Semua itu tidak lepas dari perubahan sistem poin menjadi reli yang menuntut konsentrasi tinggi.
Pemain kini menjadi tidak boleh lengah sedikit pun, karena poin bisa didapat tanpa harus dengan melakukan servis.
Ini berbeda dengan kompetisi bulu tangkis di era awal 2000-an ke belakang, di mana poin masih menggunakan sistem pindah bola.
“Menurut saya, pressure (tekanan) sekarang jauh lebih berat dibanding zaman saya. Utamanya, setelah diberlakukan reli poin.” kata Hadinata, dikutip BolaSport.com dari Antara.
“Dari sisi mental dan nonteknis, apalagi poin-poin kritis 15 ke atas itu sangat menentukan,” tandasnya, mencoba memahami kesulitan atlet-atlet masa kini.
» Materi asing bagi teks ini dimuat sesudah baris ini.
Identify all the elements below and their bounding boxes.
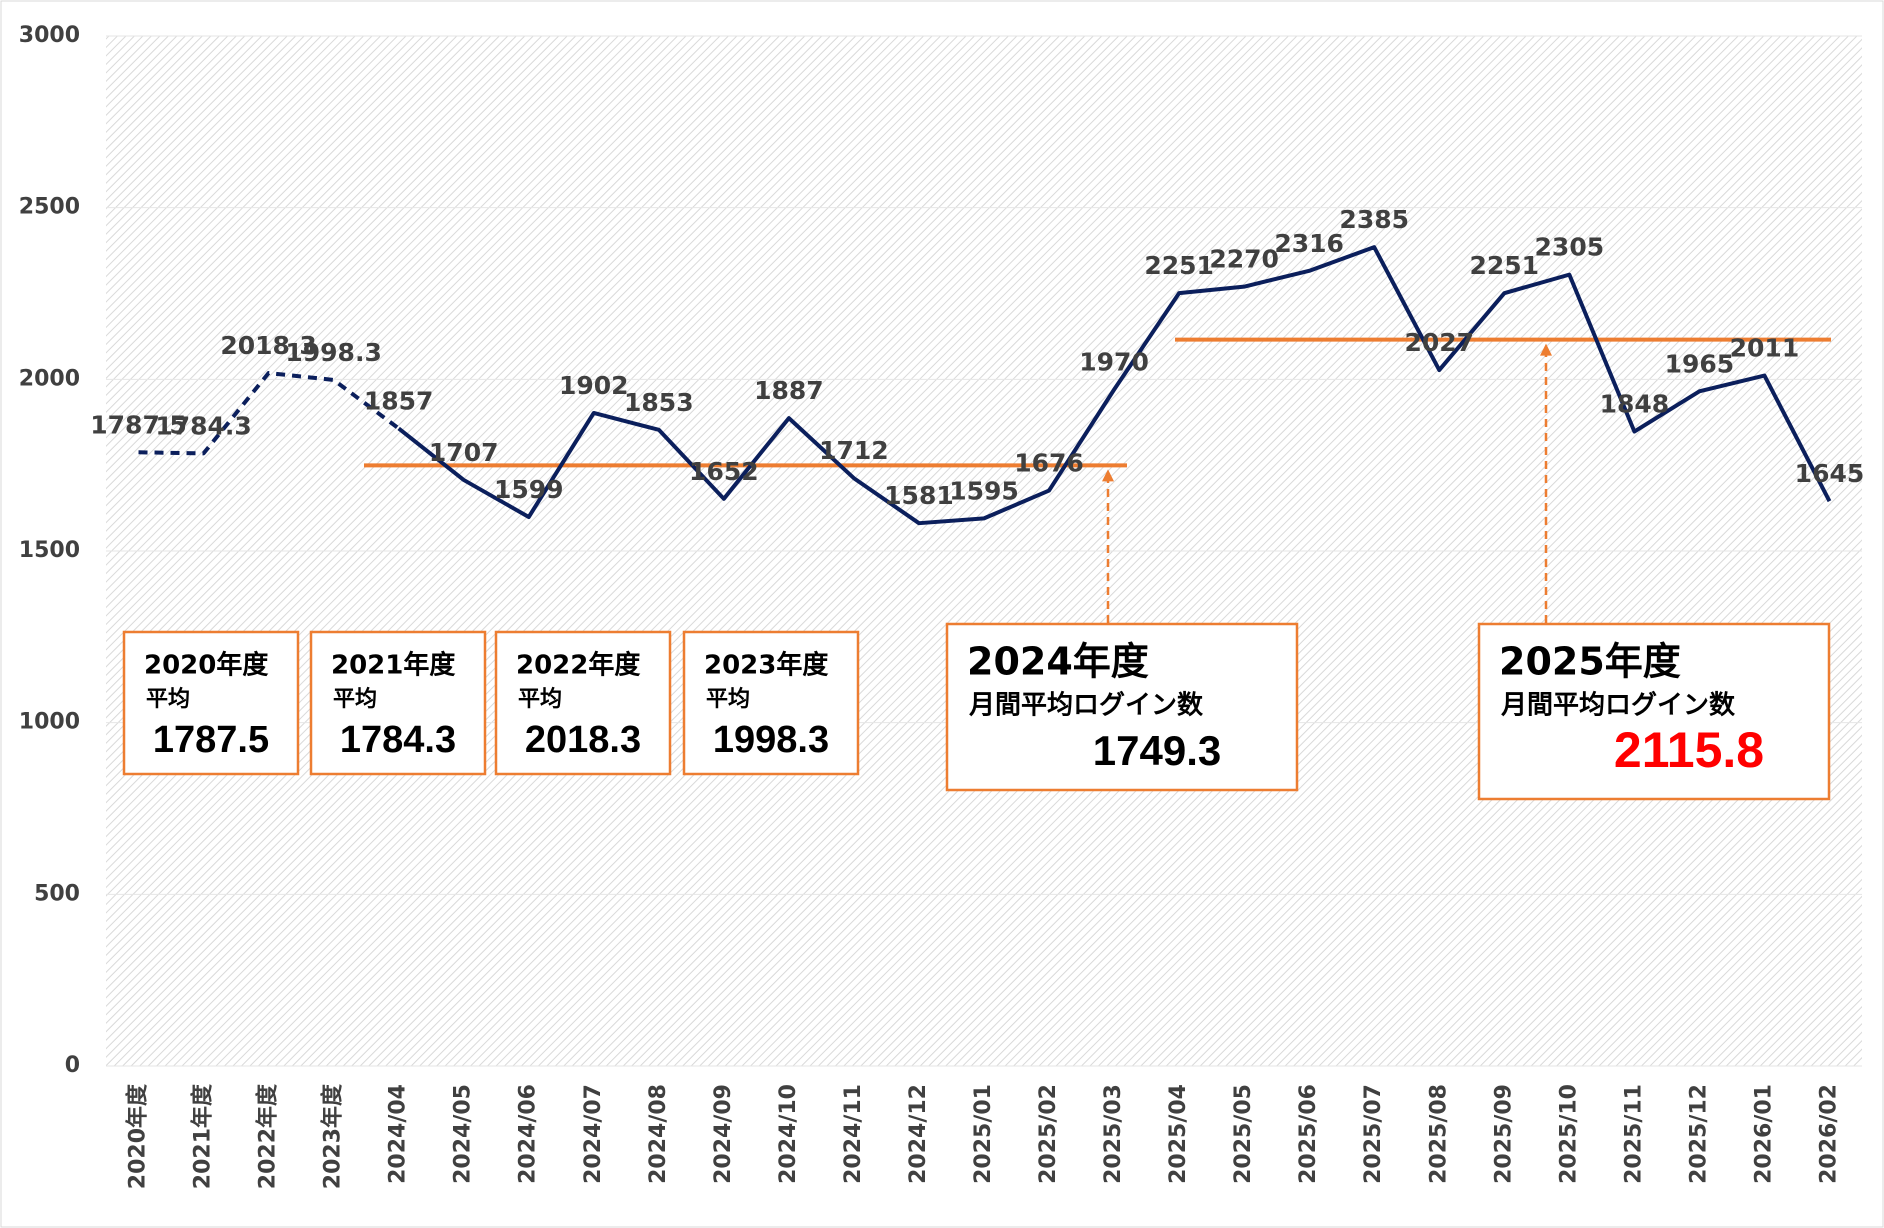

Sistem reli poin saat ini menuntut konsentrasi tinggi dan minim eror. Tak boleh ada kesalahan fatal apalagi di poin krusial.
“Apalagi main double (ganda), ya empat kali pindah bolanya,” kata sosok yang telah masuk jajaran BWF Hall of Fame sejak 2001 itu mengenang.
“Saya servis, ganti partner saya. Kalau mati (tidak dapat poin) masih bisa pindah bola, servis kedua, pindah bola lagi. Jadi tekanannya memang beda.”
“(Kalau sekarang) bayangkan saja skor 20-19, servis salah (eror) ya sudah gim poin.”
“Kalau dulu tidak terlalu berat buat kami. Sekarang bola tersangkut atau mati ya (perhitungan) poinnya berjalan terus,” imbuhnya.
Masalah mental sudah sering menjadi penjegal sejumlah pemain Indonesia.
Salah satu yang saat ini disorot adalah menurunnya prestasi ganda putra nomor satu Tanah Air, Fajar Alfian/Muhammad Rian Ardianto.
Sejak menjadi Juara All England Open 2023, duo FajRi belum kembali tampil menggigit dan justru sering terjegal di babak-babak awal dalam sejumlah turnamen yang mereka ikuti.
Imbasnya, Fajar/Rian mengalami krisis kepercayaan diri seperti yang telah diakui juga oleh Aryono Miranat selaku Kepala Pelatih Ganda Putra PBSI.
Soal keterpurukan Fajar/Rian ini, Hadinata pun sudah pernah berbincang dengan mereka.
Christian Hadinata yang juga sering menjadi tim pencari bakat PB Djarum menasehati Fajar/Rian agar kembali mengenang momen mereka saat sempat terpuruk lalu berhasil bangkit.
Peningkatan Fajar/Rian hingga mengambil alih peringkat pertama dunia memang diawali dari masa-masa suram ketika mereka mulai tersaingi junior sendiri.
Saat itu, Fajar/Rian juga sempat disentil Herry Iman Pierngadi yang masih berstatus kepala pelatih ganda putra.
Herry IP menyinggung bahwa jika tidak segera melakukan perbaikan, mereka akan segera disalip oleh para juniornya.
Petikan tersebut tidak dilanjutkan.